Pada perdagangan hari ini, Senin (20/10) bersamaan dengan dilantiknya Presiden dan Wakil Presiden Jokowi-JK, nilai tukar rupiah menguat ke posisi Rp 12.041 per dolar Amerika Serikat. Sedangkan pada penutupan akhir pekan lalu, nilai tukar rupiah melemah ke posisi Rp 12.222 per dolar AS.

Kepala ekonom Danareksa Purbaya Yudhi Sadewa mengatakan sentimen ini hanya sesaat sehingga dampaknya pada penguatan nilai tukar juga sesaat. "Selama belum dibenahi perekonomiannya, penguatan nilai tukar rupiah tidak akan berlangsung lama," kata Purbaya saat berkunjung ke redaksi CNN Indonesia, senin (20/10).

ADVERTISEMENT

SCROLL TO CONTINUE WITH CONTENT

Pada kesempatan itu, dia menyebutkan sejumlah tantangan yang harus dihadapi Jokowi di sektor ekonomi. Pertama, kata Purbaya, pemerintah dan Bank Indonesia harus merubah paradigma yang salah dalam mengurus ekonomi dua tahun terakhir. Kedua, membalik ekonomi yang melambat menjadi percepatan ekonomi.

Ketiga, kata Purbaya, pemerintah perlu meningkatkan belanja dan mendorong pembangunan infrastruktur, bukan menyimpan dana-dana yang tak terpakai di Bank Indonesia. Keempat, perlunya mempercepat perubahan Anggaran Pendapatan dan Belanja Negara (APBN). Sebab, target pertumbuhan ekonomi 5,8 persen dalam APBN 2015 dianggap tidak relevan karena diperkirakan hanya sekitar 5,2-5,3 persen tahun depan.

Purbaya menegaskan, tak ada istilah auto pilot dalam menjalankan perekonomian Indonesia. Menurut dia, pada krisis 2008-2009, Indonesia jauh lebih sukses dalam mengatasi krisis bahkan dihargai di dunia internasional.
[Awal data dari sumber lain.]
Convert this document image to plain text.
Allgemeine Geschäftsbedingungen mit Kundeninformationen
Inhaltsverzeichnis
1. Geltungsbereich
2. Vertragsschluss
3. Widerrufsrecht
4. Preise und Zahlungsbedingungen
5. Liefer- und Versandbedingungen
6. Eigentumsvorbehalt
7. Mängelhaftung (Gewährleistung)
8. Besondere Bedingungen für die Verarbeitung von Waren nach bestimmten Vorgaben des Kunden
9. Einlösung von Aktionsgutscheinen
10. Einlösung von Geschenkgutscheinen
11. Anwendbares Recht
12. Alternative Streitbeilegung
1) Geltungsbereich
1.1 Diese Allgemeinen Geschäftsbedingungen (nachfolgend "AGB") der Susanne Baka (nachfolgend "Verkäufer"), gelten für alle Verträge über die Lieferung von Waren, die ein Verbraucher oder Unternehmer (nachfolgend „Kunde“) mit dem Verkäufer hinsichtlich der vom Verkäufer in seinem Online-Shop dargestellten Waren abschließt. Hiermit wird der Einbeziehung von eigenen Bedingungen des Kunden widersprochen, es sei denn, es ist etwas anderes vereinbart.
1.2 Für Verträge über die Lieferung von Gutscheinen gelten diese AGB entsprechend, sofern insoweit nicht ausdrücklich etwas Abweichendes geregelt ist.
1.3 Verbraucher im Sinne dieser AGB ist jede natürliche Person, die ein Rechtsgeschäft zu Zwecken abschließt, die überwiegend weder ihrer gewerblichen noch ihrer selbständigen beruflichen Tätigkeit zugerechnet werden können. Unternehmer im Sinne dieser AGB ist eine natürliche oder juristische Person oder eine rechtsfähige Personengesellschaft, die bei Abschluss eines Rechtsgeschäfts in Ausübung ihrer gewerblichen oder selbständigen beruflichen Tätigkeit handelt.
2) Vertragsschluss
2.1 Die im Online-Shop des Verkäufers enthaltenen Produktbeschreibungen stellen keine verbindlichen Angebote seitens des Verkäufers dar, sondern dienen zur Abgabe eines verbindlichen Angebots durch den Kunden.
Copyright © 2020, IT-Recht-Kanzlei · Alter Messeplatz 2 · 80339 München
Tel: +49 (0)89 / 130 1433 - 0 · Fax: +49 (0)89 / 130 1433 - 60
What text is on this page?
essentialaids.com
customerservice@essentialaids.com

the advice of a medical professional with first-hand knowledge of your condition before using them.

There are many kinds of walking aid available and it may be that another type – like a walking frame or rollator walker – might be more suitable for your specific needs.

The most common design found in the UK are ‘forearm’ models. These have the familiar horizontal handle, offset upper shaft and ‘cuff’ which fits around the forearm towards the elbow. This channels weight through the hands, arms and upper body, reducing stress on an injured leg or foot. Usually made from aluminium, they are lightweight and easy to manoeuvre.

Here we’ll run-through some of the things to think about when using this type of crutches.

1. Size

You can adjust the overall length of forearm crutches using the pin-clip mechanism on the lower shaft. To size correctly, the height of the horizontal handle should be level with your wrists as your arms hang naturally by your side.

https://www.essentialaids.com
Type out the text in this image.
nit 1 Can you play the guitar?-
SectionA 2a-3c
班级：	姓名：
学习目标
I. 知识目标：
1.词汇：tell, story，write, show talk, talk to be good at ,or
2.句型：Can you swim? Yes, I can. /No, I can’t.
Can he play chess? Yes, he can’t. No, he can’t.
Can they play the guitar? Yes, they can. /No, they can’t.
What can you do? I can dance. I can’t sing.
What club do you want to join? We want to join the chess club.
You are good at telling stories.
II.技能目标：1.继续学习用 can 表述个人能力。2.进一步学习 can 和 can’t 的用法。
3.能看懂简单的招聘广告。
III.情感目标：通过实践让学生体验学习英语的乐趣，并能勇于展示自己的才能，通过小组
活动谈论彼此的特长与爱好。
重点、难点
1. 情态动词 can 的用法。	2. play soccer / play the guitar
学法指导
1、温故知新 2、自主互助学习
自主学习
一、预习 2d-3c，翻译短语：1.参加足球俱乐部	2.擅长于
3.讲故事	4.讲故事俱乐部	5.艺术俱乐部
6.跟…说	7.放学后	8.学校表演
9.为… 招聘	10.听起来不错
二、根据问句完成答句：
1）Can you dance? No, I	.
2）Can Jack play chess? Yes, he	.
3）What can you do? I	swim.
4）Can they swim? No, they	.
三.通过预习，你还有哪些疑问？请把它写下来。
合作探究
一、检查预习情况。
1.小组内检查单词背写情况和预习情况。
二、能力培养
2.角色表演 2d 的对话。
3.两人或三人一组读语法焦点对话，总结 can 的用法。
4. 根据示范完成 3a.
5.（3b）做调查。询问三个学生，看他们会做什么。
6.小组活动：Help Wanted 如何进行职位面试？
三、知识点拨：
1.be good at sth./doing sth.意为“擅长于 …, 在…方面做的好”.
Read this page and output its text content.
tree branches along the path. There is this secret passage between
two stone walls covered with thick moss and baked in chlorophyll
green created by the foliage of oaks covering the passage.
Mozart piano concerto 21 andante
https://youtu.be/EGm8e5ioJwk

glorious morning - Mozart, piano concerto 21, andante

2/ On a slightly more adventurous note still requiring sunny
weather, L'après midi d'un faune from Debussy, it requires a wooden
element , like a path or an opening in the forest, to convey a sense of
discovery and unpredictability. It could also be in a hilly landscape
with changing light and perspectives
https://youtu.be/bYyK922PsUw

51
Sebaliknya, saat ini Indonesia seakan gagal dalam menerapkan kebijakan ekonomi yang mendorong percepatan pertumbuhan. "BI rate tinggi, nilai tukar sengaja diperlemah, pertumbuhan ekonomi sengaja diperlambat, belanja pemerintah di rem, ini kan kebijakan yang salah," kata dia.

Sementara, jika pemerintahan baru tidak mengubah cara pandangnya, diperkirakan Indonesia akan mengalami krisis yang lebih dalam saat kondisi global mulai membaik tahun depan. "Bisa jadi pertumbuhan ekonomi bisa ke bawah 5 persen kalau ini tidak segera dibenahi," ujar dia.

Terkait arah kebijakan bank sentral dalam menetapkan BI rate, menurut Purbaya, belum diperlukan kenaikan suku bunga lagi ke depan. Sebab, jika suku bunga semakin tinggi maka daya beli masyarakat bisa melemah. Kenaikan BI rate bisa dipertimbangkan jika Amerika Serikat (AS) menaikkan suku bunga acuannya.
"Tapi tidak saat ini kalau mau naikkan BI rate lagi, sekarang sudah terlalu ketat," katanya.